Lorna gasped. “Really? It’s beautiful.”
“I wore it the other
night. Can’t wear it tonight.”
“If you think?”
“You’ve got to. It’ll look great on you. You can’t wear your night dress. Or Charlie’s pyjamas.”
“I so would,” she laughed. She slipped it on and smoothed it over her hips. “It’s lovely, though.”
“Made for you,” Rachel smiled.
It was all falling into place. Lorna would be wearing the dress, she would be at the gig, Martyn would be there, they would kiss as the band played Hiroshima, Mon Amour, they would become a couple and have a daughter called Rachel. Nothing could stop it.
Now that it was about to happen, she felt scared. There was a tight knot of dread in her belly. It was as if she were going to her death, rather than her birth.
She realized what it was, as they put the finishing touches to their look, throwing on the fake leopardskin coat, and descended the iron steps and caught the bus into town.

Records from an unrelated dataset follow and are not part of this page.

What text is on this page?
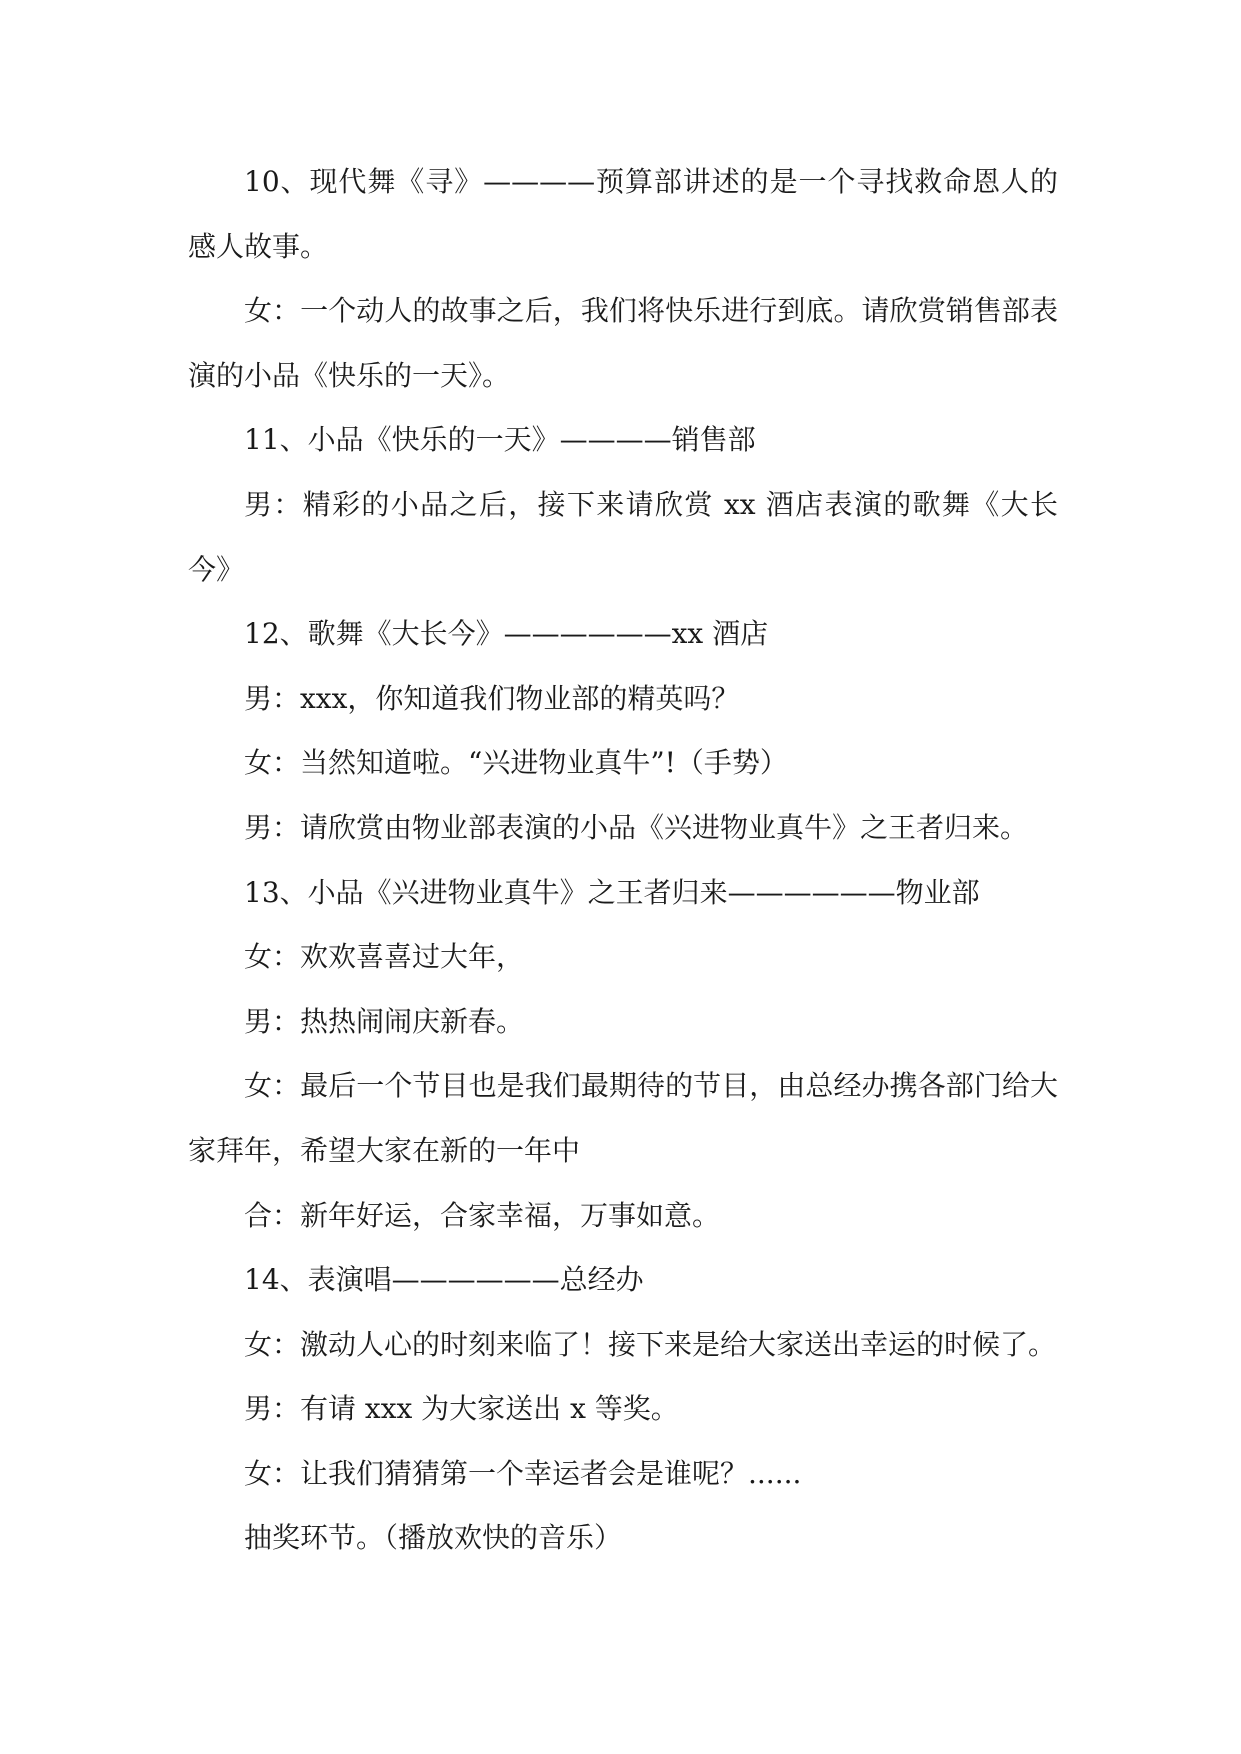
10、现代舞《寻》————预算部讲述的是一个寻找救命恩人的感人故事。

女：一个动人的故事之后，我们将快乐进行到底。请欣赏销售部表演的小品《快乐的一天》。

11、小品《快乐的一天》————销售部

男：精彩的小品之后，接下来请欣赏 xx 酒店表演的歌舞《大长今》

12、歌舞《大长今》——————xx 酒店

男：xxx，你知道我们物业部的精英吗？

女：当然知道啦。“兴进物业真牛”!（手势）

男：请欣赏由物业部表演的小品《兴进物业真牛》之王者归来。

13、小品《兴进物业真牛》之王者归来——————物业部

女：欢欢喜喜过大年，

男：热热闹闹庆新春。

女：最后一个节目也是我们最期待的节目，由总经办携各部门给大家拜年，希望大家在新的一年中

合：新年好运，合家幸福，万事如意。

14、表演唱——————总经办

女：激动人心的时刻来临了！接下来是给大家送出幸运的时候了。

男：有请 xxx 为大家送出 x 等奖。

女：让我们猜猜第一个幸运者会是谁呢？......

抽奖环节。（播放欢快的音乐）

She realized it could be her death.
There was something that could stop it: Danny and Kath. They would be there. They would attack Lorna again. They would try to make sure it was Esther Parker who kissed Martyn, not Lorna. And if they didn’t succeed tonight, they would try again some other time. They could attack Rachel’s timeline at any point they chose, if they really wanted to. And it seemed they did.
So there was nothing else for it. She had to make sure they never could come back for her. She had to find a way to fix it permanently.
They got off the bus in town and walked the long subway route to Constitution Hill. There were others walking the same route.
When they came to the shabby entrance on the corner, a small queue was filing in.
“Look,” said Lorna. “It’s those boys.”
The schoolboys who’d bought their tickets that same morning. Was it only yesterday? thought Rachel. It seemed an age ago.
They had dressed up but it hadn’t made them look much older, and they were nervous, hunched up and trying to make themselves as unobtrusive as possible.
“Hi, boys,” said Lorna.
They flinched, surprised, thinking they were going to be dragged out of the queue and laughed at.
“It’s only us,” said Rachel. “We bought our tickets the same time as you.”